An infinite cardinal $\kappa$ is regular if $\mathrm{cf}(\kappa) = \kappa$.
It is known that if $\kappa$ is regular, then for any family $(\kappa_i)_{i \in I}$ of cardinals $\kappa_i < \kappa$ with $|I| < \kappa$ $\kappa \neq \sum_{i \in I} \kappa_i$.
I want to prove the converse: let $\kappa$ be an infinite cardinal; if for any family $(\kappa_i)_{i\in I}$ of cardinals $\kappa_i < \kappa$ with $|I| < \kappa$ we have $\kappa \neq \sum_{i \in I} \kappa_i$, then $\kappa$ is regular.

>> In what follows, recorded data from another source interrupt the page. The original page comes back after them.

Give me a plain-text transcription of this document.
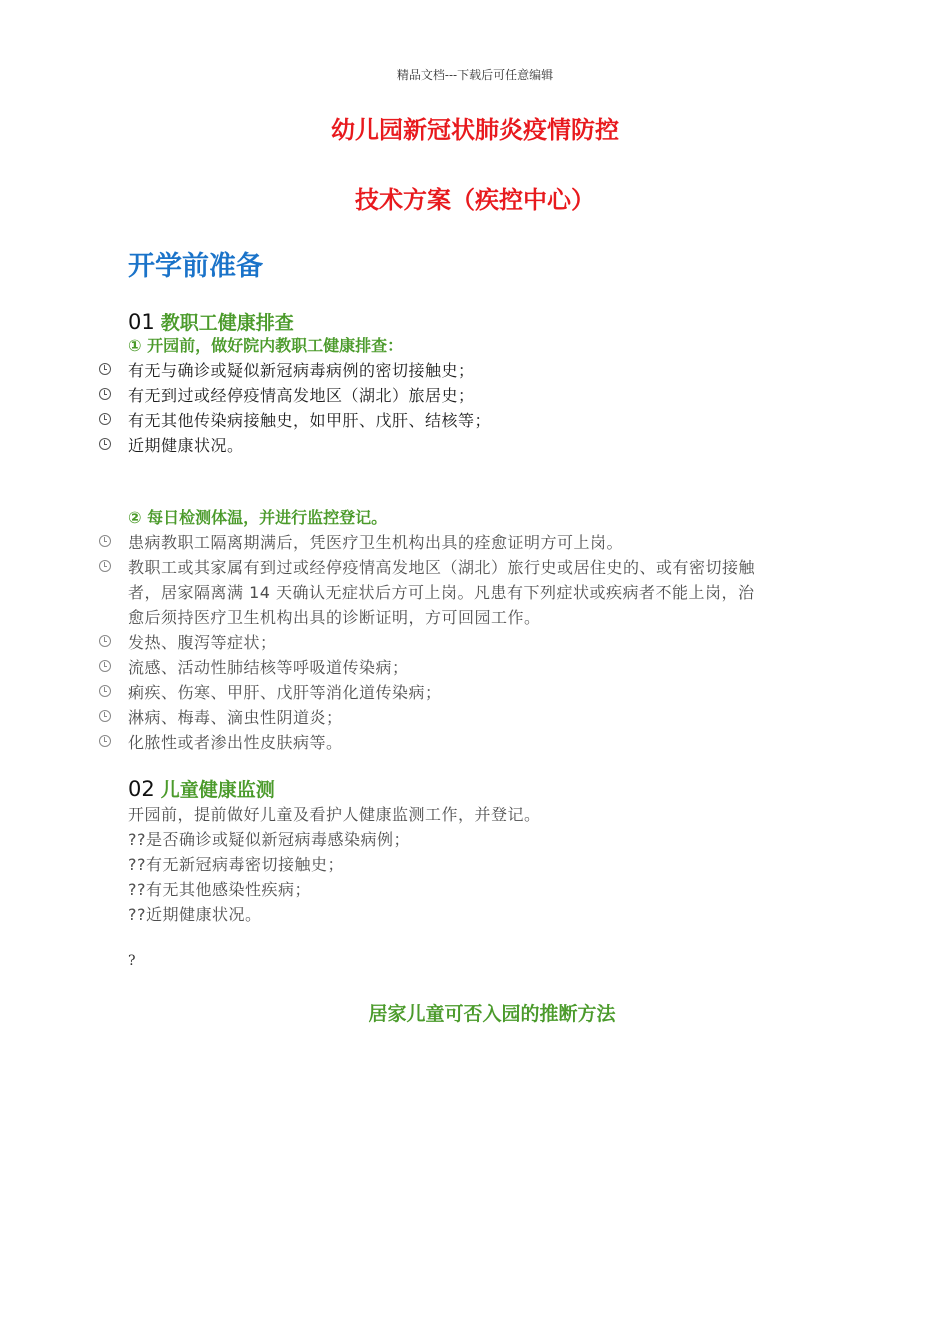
精品文档---下载后可任意编辑
幼儿园新冠状肺炎疫情防控
技术方案（疾控中心）
开学前准备
01 教职工健康排查
① 开园前，做好院内教职工健康排查：
有无与确诊或疑似新冠病毒病例的密切接触史；
有无到过或经停疫情高发地区（湖北）旅居史；
有无其他传染病接触史，如甲肝、戊肝、结核等；
近期健康状况。
② 每日检测体温，并进行监控登记。
患病教职工隔离期满后，凭医疗卫生机构出具的痊愈证明方可上岗。
教职工或其家属有到过或经停疫情高发地区（湖北）旅行史或居住史的、或有密切接触
者，居家隔离满 14 天确认无症状后方可上岗。凡患有下列症状或疾病者不能上岗，治
愈后须持医疗卫生机构出具的诊断证明，方可回园工作。
发热、腹泻等症状；
流感、活动性肺结核等呼吸道传染病；
痢疾、伤寒、甲肝、戊肝等消化道传染病；
淋病、梅毒、滴虫性阴道炎；
化脓性或者渗出性皮肤病等。
02 儿童健康监测
开园前，提前做好儿童及看护人健康监测工作，并登记。
??是否确诊或疑似新冠病毒感染病例；
??有无新冠病毒密切接触史；
??有无其他感染性疾病；
??近期健康状况。
?
居家儿童可否入园的推断方法
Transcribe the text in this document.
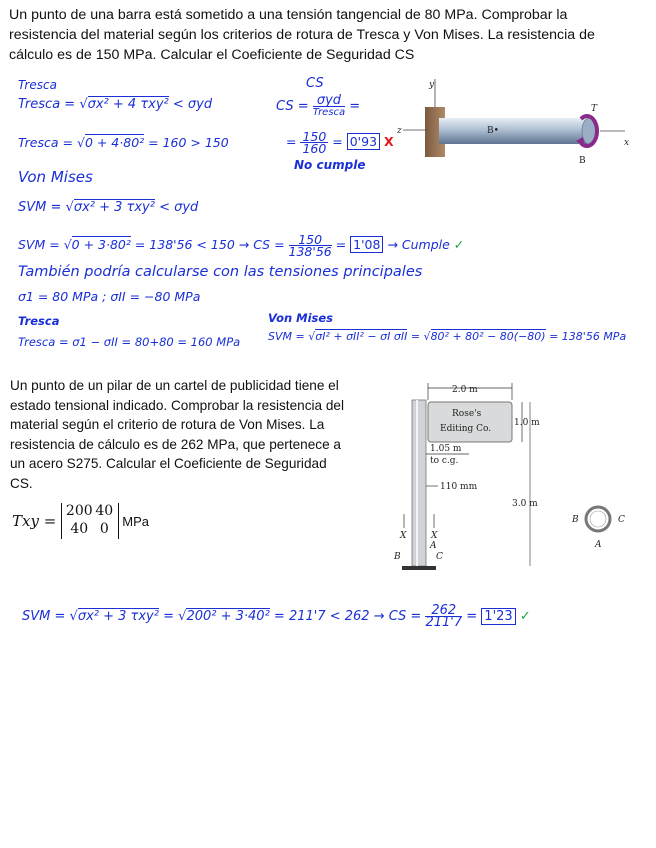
Un punto de una barra está sometido a una tensión tangencial de 80 MPa. Comprobar la resistencia del material según los criterios de rotura de Tresca y Von Mises. La resistencia de cálculo es de 150 MPa. Calcular el Coeficiente de Seguridad CS
Tresca
Tresca = √σx² + 4 τxy² < σyd
Tresca = √0 + 4·80² = 160 > 150
CS
CS = $\frac{\text{σyd}}{\text{Tresca}}$ =
= $\frac{150}{160} = 0'93$ X
No cumple
Von Mises
SVM = √σx² + 3 τxy² < σyd
SVM = √0 + 3·80² = 138'56 < 150 → CS = $\frac{150}{138'56} = 1'08$ → Cumple ✓
También podría calcularse con las tensiones principales
σ1 = 80 MPa ; σII = −80 MPa
Tresca
Tresca = σ1 − σII = 80+80 = 160 MPa
Von Mises
SVM = √σI² + σII² − σI σII = √80² + 80² − 80(−80) = 138'56 MPa
y
z
x
T
B•
B
Un punto de un pilar de un cartel de publicidad tiene el estado tensional indicado. Comprobar la resistencia del material según el criterio de rotura de Von Mises. La resistencia de cálculo es de 262 MPa, que pertenece a un acero S275. Calcular el Coeficiente de Seguridad CS.
Txy =
200 40
40 0	MPa
2.0 m
Rose's
Editing Co.
1.0 m
1.05 m
to c.g.
110 mm
3.0 m
X	X
A
B	C
B	C
A
SVM = √σx² + 3 τxy² = √200² + 3·40² = 211'7 < 262 → CS = $\frac{262}{211'7} = 1'23$ ✓
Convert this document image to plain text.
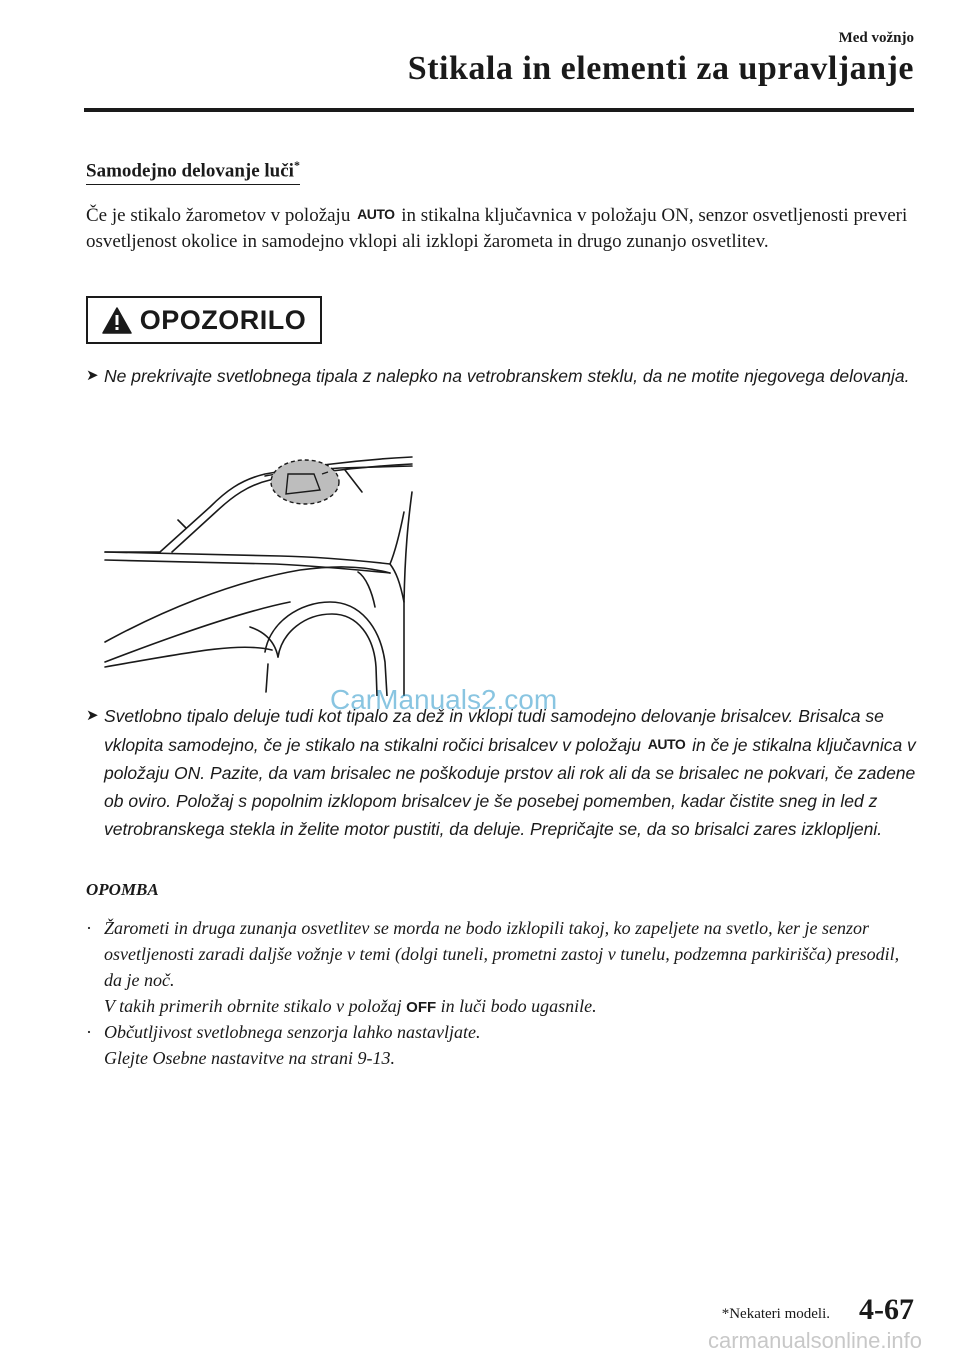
Med vožnjo
Stikala in elementi za upravljanje
Samodejno delovanje luči*
Če je stikalo žarometov v položaju AUTO in stikalna ključavnica v položaju ON, senzor osvetljenosti preveri osvetljenost okolice in samodejno vklopi ali izklopi žarometa in drugo zunanjo osvetlitev.
OPOZORILO
➤ Ne prekrivajte svetlobnega tipala z nalepko na vetrobranskem steklu, da ne motite njegovega delovanja.
CarManuals2.com
➤ Svetlobno tipalo deluje tudi kot tipalo za dež in vklopi tudi samodejno delovanje brisalcev. Brisalca se vklopita samodejno, če je stikalo na stikalni ročici brisalcev v položaju AUTO in če je stikalna ključavnica v položaju ON. Pazite, da vam brisalec ne poškoduje prstov ali rok ali da se brisalec ne pokvari, če zadene ob oviro. Položaj s popolnim izklopom brisalcev je še posebej pomemben, kadar čistite sneg in led z vetrobranskega stekla in želite motor pustiti, da deluje. Prepričajte se, da so brisalci zares izklopljeni.
OPOMBA
· Žarometi in druga zunanja osvetlitev se morda ne bodo izklopili takoj, ko zapeljete na svetlo, ker je senzor osvetljenosti zaradi daljše vožnje v temi (dolgi tuneli, prometni zastoj v tunelu, podzemna parkirišča) presodil, da je noč.
V takih primerih obrnite stikalo v položaj OFF in luči bodo ugasnile.
· Občutljivost svetlobnega senzorja lahko nastavljate.
Glejte Osebne nastavitve na strani 9-13.
*Nekateri modeli. 4-67
carmanualsonline.info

One should possbily proceed by contradiction. Assume that $\mathrm{cf}(\kappa) < \kappa$. Then there is an ordinal $\alpha < \kappa$ for which there is a cofinal map $f\colon\alpha\to\kappa$, that is, a map $f\colon \alpha\to\kappa$ so that $(\forall \beta < \kappa)(\exists \gamma < \alpha)(\beta \leq f(\gamma))$. From this we should somehow derive a contradicting by showing that $\kappa$ is equal to $\sum_{i \in I} \kappa_i$ for some family $(\kappa_i)_{i \in I}$ of cardinals.
Best Answer
There really is only one option that sticks out: $$\sum_{\gamma\in\alpha}f(\gamma)$$